Az önce Lian Qiao da muhtemelen bunu düşünmüş ve yüzünde o ifadeyi göstermişti.


Xu RenDong burada daha fazla kalmak istemedi, bu yüzden Lian Qiao'ya seslenmek için döndü ama Lian Qiao'nun sanki yiyecek arayan aç bir kaplanmış gibi depo odasının yanına çömelmesini beklemiyordu.


Sadece paçavra, paspas, tuvalet kağıdı ve hatta oda spreyi almakla kalmamıştı. Kim bilir nereden bulduğu önlüğünün göğüs kısmında büyük bir cebi vardı ve ağzına kadar dolmuştu. Giydiği önlükle biraz garip bir fetüsü olan hamile bir kadına benziyordu.


Xu RenDong onu çaresizce iterek "Kapımızın önünde ateş yanıyor ve sen hâlâ çöp karıştırma havasındasın." diye düşündü.


Ancak Lian Qiao durmadı, ellerinin hareketini hızlandırdı. Şu anda yüzündeki ifade tam olarak bir Beyefendi’ninkiyle aynıydı; heyecanlı, kendinden geçmiş, gözlerinde sapkın bir ışık vardı.


Bu nasıl bir duyguydu? Tuvalet bile bağışlanmamıştı.


Xu RenDong onu durduramazdı, bu yüzden bir an önce kaçabilmeleri için eşyaları toplamaya çömelmek zorunda kaldı. Lian Qiao çok sevindi, başını çevirdi ve gözleri sevgi dolu bir şekilde onu yüzünden şap diye öptü.


Yüzüm çamur içinde olsa da beni öpebiliyorsun.


Xu RenDong böyle düşünmesine rağmen ağzının kenarları hafifçe kalkmıştı da.


İkisi birlikte çalışarak kısa süre sonra depo odasını temizlemeyi bitirdiler. Ayrılmak için ayağa kalktığında Xu RenDong sırtında bir ürperti hissetti ve arkasına baktığında depo odasının ölü adamın kabini ile karşı karşıya olduğunu fark etti. Onlar mutlu bir şekilde çöpleri karıştırırken arkalarındaki ceset karnı açık bir şekilde onlara bakıyordu.

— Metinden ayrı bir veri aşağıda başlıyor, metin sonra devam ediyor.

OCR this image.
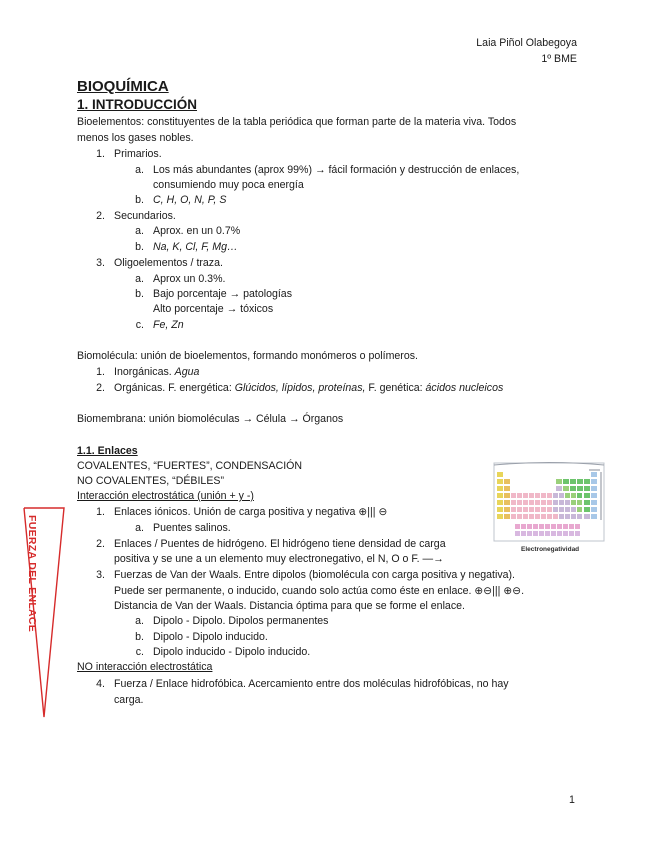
Laia Piñol Olabegoya
1º BME
BIOQUÍMICA
1. INTRODUCCIÓN
Bioelementos: constituyentes de la tabla periódica que forman parte de la materia viva. Todos
menos los gases nobles.
1. Primarios.
a. Los más abundantes (aprox 99%) → fácil formación y destrucción de enlaces,
consumiendo muy poca energía
b. C, H, O, N, P, S
2. Secundarios.
a. Aprox. en un 0.7%
b. Na, K, Cl, F, Mg…
3. Oligoelementos / traza.
a. Aprox un 0.3%.
b. Bajo porcentaje → patologías
Alto porcentaje → tóxicos
c. Fe, Zn
Biomolécula: unión de bioelementos, formando monómeros o polímeros.
1. Inorgánicas. Agua
2. Orgánicas. F. energética: Glúcidos, lípidos, proteínas, F. genética: ácidos nucleicos
Biomembrana: unión biomoléculas → Célula → Órganos
1.1. Enlaces
COVALENTES, “FUERTES”, CONDENSACIÓN
NO COVALENTES, “DÉBILES”
Interacción electrostática (unión + y -)
1. Enlaces iónicos. Unión de carga positiva y negativa ⊕||| ⊖
a. Puentes salinos.
2. Enlaces / Puentes de hidrógeno. El hidrógeno tiene densidad de carga
positiva y se une a un elemento muy electronegativo, el N, O o F. —→
3. Fuerzas de Van der Waals. Entre dipolos (biomolécula con carga positiva y negativa).
Puede ser permanente, o inducido, cuando solo actúa como éste en enlace. ⊕⊖||| ⊕⊖.
Distancia de Van der Waals. Distancia óptima para que se forme el enlace.
a. Dipolo - Dipolo. Dipolos permanentes
b. Dipolo - Dipolo inducido.
c. Dipolo inducido - Dipolo inducido.
NO interacción electrostática
4. Fuerza / Enlace hidrofóbica. Acercamiento entre dos moléculas hidrofóbicas, no hay
carga.
FUERZA DEL ENLACE	Electronegatividad
1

Bunu düşünmek biraz utanç vericiydi.


Xu RenDong Lian Qiao'yu da yanına alarak oradan ayrılmak üzereyken kulakları aniden alışılmadık bir sesle doldu.


"Ğuu, ğuğuğu..."


İşitme duyusu kendisininkinden çok daha üstün olan Lian Qiao da doğal olarak bunu duymuş ve o anda başını sertçe çevirerek depo odasının yanındaki kabine bakmıştı.

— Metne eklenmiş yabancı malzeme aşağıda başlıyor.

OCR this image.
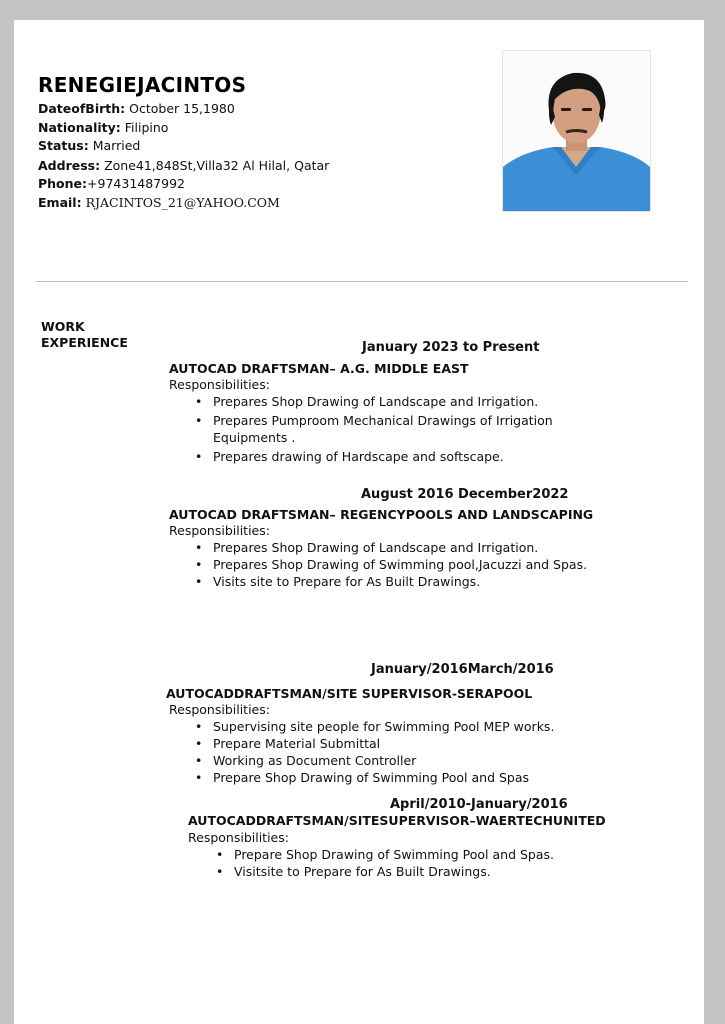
RENEGIEJACINTOS
DateofBirth: October 15,1980
Nationality: Filipino
Status: Married
Address: Zone41,848St,Villa32 Al Hilal, Qatar
Phone:+97431487992
Email: RJACINTOS_21@YAHOO.COM
WORK
EXPERIENCE	January 2023 to Present
AUTOCAD DRAFTSMAN– A.G. MIDDLE EAST
Responsibilities:
• Prepares Shop Drawing of Landscape and Irrigation.
• Prepares Pumproom Mechanical Drawings of Irrigation Equipments .
• Prepares drawing of Hardscape and softscape.
August 2016 December2022
AUTOCAD DRAFTSMAN– REGENCYPOOLS AND LANDSCAPING
Responsibilities:
• Prepares Shop Drawing of Landscape and Irrigation.
• Prepares Shop Drawing of Swimming pool,Jacuzzi and Spas.
• Visits site to Prepare for As Built Drawings.
January/2016March/2016
AUTOCADDRAFTSMAN/SITE SUPERVISOR-SERAPOOL
Responsibilities:
• Supervising site people for Swimming Pool MEP works.
• Prepare Material Submittal
• Working as Document Controller
• Prepare Shop Drawing of Swimming Pool and Spas
April/2010-January/2016
AUTOCADDRAFTSMAN/SITESUPERVISOR–WAERTECHUNITED
Responsibilities:
• Prepare Shop Drawing of Swimming Pool and Spas.
• Visitsite to Prepare for As Built Drawings.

Kabin kapısı yarı kapalıydı. Kapının aralığından kar beyazı yer karolarının üzerinde kırmızı bir elbisenin bir köşesi görülebiliyordu.


Xu RenDong az önce incelediğinde bölmede hiçbir şey olmadığından çok emindi, o halde kırmızı elbise nereden gelmişti? Korku filmlerinde standart olan ağlayan bir kızın sesini de düşünürse hayaletler olduğuna şüphe yoktu.

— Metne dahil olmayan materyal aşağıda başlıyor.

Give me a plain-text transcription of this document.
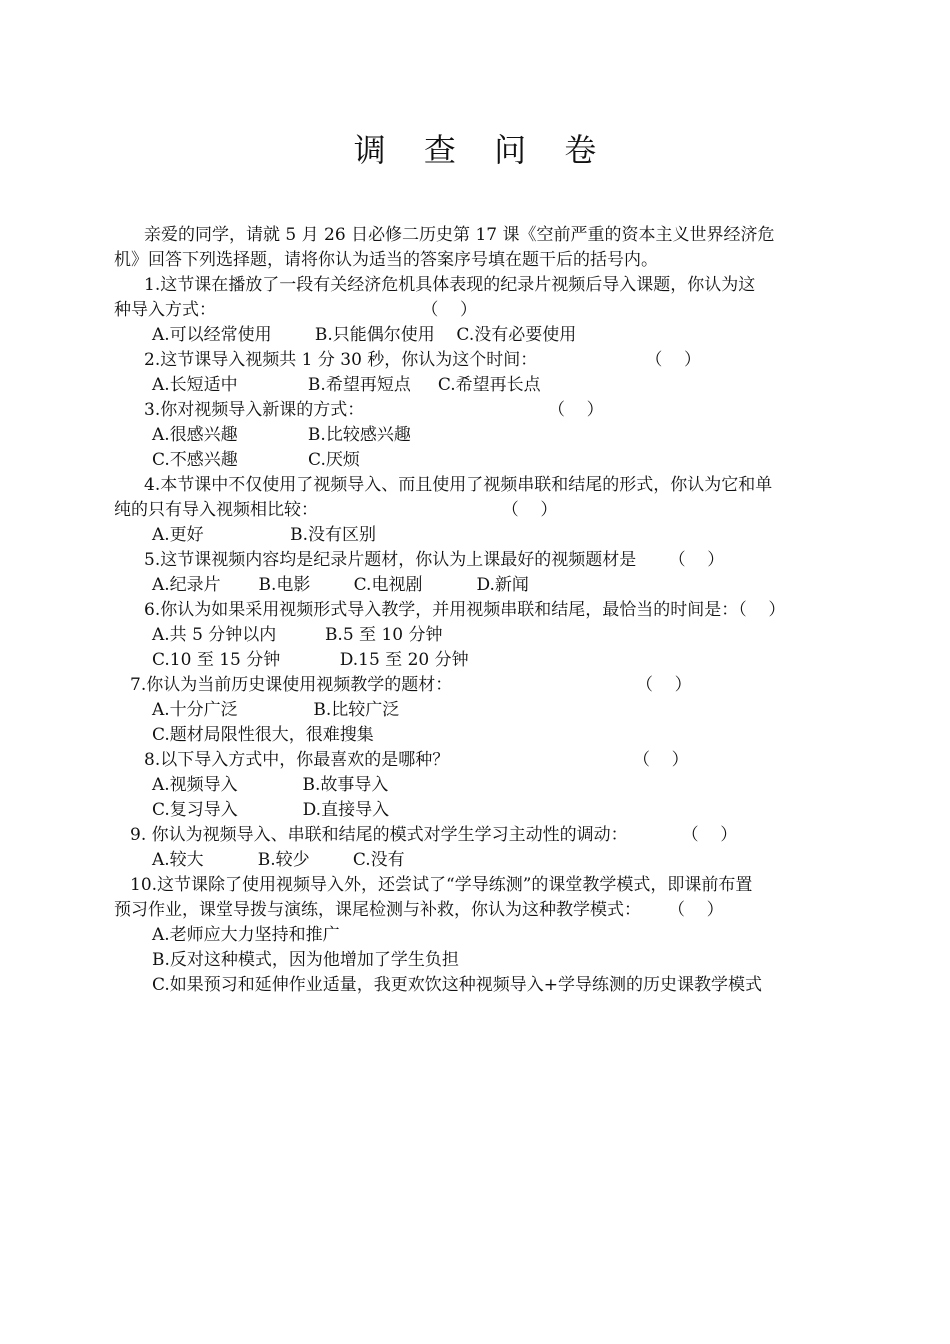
调 查 问 卷
亲爱的同学，请就 5 月 26 日必修二历史第 17 课《空前严重的资本主义世界经济危
机》回答下列选择题，请将你认为适当的答案序号填在题干后的括号内。
1.这节课在播放了一段有关经济危机具体表现的纪录片视频后导入课题，你认为这
种导入方式：                                      （    ）
A.可以经常使用        B.只能偶尔使用    C.没有必要使用
2.这节课导入视频共 1 分 30 秒，你认为这个时间：                    （    ）
A.长短适中             B.希望再短点     C.希望再长点
3.你对视频导入新课的方式：                                  （    ）
A.很感兴趣             B.比较感兴趣
C.不感兴趣             C.厌烦
4.本节课中不仅使用了视频导入、而且使用了视频串联和结尾的形式，你认为它和单
纯的只有导入视频相比较：                                  （    ）
A.更好                B.没有区别
5.这节课视频内容均是纪录片题材，你认为上课最好的视频题材是      （    ）
A.纪录片       B.电影        C.电视剧          D.新闻
6.你认为如果采用视频形式导入教学，并用视频串联和结尾，最恰当的时间是：（    ）
A.共 5 分钟以内         B.5 至 10 分钟
C.10 至 15 分钟           D.15 至 20 分钟
7.你认为当前历史课使用视频教学的题材：                                  （    ）
A.十分广泛              B.比较广泛
C.题材局限性很大，很难搜集
8.以下导入方式中，你最喜欢的是哪种？                                  （    ）
A.视频导入            B.故事导入
C.复习导入            D.直接导入
9. 你认为视频导入、串联和结尾的模式对学生学习主动性的调动：          （    ）
A.较大          B.较少        C.没有
10.这节课除了使用视频导入外，还尝试了“学导练测”的课堂教学模式，即课前布置
预习作业，课堂导拨与演练，课尾检测与补救，你认为这种教学模式：     （    ）
A.老师应大力坚持和推广
B.反对这种模式，因为他增加了学生负担
C.如果预习和延伸作业适量，我更欢饮这种视频导入+学导练测的历史课教学模式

Öyleyse ne bekliyoruz, koşalım!


İki adam ani bir karar verip koşmaya başladılar. Ancak tüm korku filmlerinde olduğu gibi banyonun kapısı açılmamıştı.


Lian Qiao kapıyı çekiştirdi, tekmeledi ama kapı yerinden oynamadı. Xu RenDong, Lian Qiao'nun dudaklarından küfretmesini ama hiç ses çıkaramamasını seyrediyordu, bu yüzden bir an için biraz eğlenmiş hissetmekten kendini alamadı.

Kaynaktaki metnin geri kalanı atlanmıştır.